Зорба некоторое время подумал, прежде чем высказать свое окончательное решение.

– Ну что ж, хорошо. Думаю, что действительно нет необходимости принимать серьезные меры в такой поздний срок. У вас неделя на то, чтобы свернуть свою работу и подвести итоги экспедиции… возможно, взглянуть на ваши нелепые «теории» более трезвым взглядом.

Он вернул доклад в ящик стола.

– Но я настоятельно рекомендую вам не делиться своими соображениями с кем бы то ни было, ради вашего собственного будущего.

Джана заставила себя говорить вежливым тоном.

– Благодарю вас, доктор. Вы не пожалеете о своем решении.

– Я уже пожалел, – сказал он, переводя взгляд на семейные фотографии на столе.


Экспедиция в Восточный лес, день 60. Несмотря на неодобрение доктора Зорбы, я более чем полна решимости продолжать свои исследования человека, который оказался даже более сложным и удивительным видом, чем я предполагала раньше. Остается надеяться, что моя работа когда-нибудь развенчает окружающие человека мифы и предрассудки, и способствует просвещенной деятельности, направленной на его защиту и сохранение…

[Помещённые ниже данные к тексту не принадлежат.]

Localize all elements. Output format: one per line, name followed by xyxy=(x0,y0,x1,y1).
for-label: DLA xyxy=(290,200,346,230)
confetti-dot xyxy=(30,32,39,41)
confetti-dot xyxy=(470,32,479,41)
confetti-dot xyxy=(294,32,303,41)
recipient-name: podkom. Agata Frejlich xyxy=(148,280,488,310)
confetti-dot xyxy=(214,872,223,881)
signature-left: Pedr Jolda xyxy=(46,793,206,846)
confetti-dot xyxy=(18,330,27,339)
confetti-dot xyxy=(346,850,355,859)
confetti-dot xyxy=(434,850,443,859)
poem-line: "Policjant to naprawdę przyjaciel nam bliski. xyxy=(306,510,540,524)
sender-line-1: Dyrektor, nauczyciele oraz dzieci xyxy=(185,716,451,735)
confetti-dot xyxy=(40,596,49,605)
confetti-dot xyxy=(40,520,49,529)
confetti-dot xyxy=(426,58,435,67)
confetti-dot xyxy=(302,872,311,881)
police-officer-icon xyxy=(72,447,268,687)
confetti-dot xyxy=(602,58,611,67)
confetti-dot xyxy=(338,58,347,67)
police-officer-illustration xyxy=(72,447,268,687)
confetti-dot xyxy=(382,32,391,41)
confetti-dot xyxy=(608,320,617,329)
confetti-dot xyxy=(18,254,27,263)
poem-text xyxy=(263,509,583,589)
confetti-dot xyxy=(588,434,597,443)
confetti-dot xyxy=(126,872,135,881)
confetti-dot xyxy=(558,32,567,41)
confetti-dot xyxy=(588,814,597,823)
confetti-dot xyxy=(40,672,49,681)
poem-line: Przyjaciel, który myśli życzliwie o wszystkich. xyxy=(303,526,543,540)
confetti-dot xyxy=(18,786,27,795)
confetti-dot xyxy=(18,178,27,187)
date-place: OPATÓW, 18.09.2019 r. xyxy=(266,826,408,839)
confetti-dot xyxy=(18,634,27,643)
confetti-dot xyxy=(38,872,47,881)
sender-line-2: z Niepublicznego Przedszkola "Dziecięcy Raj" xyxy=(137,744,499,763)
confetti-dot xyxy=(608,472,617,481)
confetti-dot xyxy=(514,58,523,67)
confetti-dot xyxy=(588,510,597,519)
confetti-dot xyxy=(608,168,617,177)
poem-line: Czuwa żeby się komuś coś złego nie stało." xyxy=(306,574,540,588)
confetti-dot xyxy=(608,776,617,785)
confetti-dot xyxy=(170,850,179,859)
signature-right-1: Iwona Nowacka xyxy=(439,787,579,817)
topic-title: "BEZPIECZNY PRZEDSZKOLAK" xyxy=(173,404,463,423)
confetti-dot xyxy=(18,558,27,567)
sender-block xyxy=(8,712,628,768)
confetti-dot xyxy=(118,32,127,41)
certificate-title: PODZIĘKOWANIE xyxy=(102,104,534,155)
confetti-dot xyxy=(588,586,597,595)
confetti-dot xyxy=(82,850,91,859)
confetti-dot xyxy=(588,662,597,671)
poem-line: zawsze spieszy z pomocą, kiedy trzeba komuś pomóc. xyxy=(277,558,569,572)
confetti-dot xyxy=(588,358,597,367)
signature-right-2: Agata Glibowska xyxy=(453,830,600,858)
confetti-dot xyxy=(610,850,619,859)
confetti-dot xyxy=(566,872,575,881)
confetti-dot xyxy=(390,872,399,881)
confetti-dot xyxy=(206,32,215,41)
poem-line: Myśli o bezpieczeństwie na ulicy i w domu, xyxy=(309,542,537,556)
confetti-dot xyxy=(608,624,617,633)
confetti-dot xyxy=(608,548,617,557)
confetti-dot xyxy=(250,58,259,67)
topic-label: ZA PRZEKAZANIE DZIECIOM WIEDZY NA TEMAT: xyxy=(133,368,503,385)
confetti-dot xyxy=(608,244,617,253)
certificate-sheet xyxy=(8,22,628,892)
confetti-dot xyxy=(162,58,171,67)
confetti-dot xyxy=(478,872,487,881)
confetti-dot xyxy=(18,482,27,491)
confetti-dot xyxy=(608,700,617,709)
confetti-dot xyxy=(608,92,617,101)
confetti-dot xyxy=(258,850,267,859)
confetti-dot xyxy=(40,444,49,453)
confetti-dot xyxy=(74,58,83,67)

Лежа одна в своей палатке, Джейн оторвала взгляд от своего дневника и протерла усталые глаза. Палатку освещал единственный фонарь, а сама палатка располагалась на окраине леса, неподалеку от привычных мест обитания людей. Ночь наступила несколько часов назад, но роящиеся в голове Джаны мысли не давали ей заснуть. Столько всего еще предстояло сделать, столько всего спланировать и осмыслить за несколько дней, оставшихся до возвращения в Город обезьян.

Ей очень хотелось раздобыть малыша Льняной и увезти его в город, чтобы понаблюдать за его развитием – но нет, она не может проявить такую жестокость к этому бедному животному, которое и без того потеряло своего партнера. Джана понимала, что сейчас в ней говорит излишняя сентиментальность, недостойная настоящего ученого, которого не должны останавливать раздумья о чувствах какого-то человеческого существа. Но она, как всякий приличный шимпанзе, имела не только голову на плечах, но и сердце в груди, и ни перед кем не собиралась оправдываться, тем более перед собой.

Что, если взять для исследований какого-нибудь другого детеныша? Например, сироту?

Так она сможет продолжить свои изыскания даже в городе. Чем моложе будет экземпляр, тем лучше. Возможно, для начала его придется обучить языку жестов, и только потом переходить к звукам. Даже если ее теория верна, будет нелегко преодолеть условные рефлексы и привычки, выработанные за многие поколения, возможно даже за тысячелетия…

Снаружи донесся звук ломаемой ветки. Джана выпрямилась и прислушалась. Показалось ли ей, или она на самом деле слышала, как что-то возится в ночи? Может, это какой-то зверь, и даже не один? Она отложила карандаш и потянулась за пистолетом.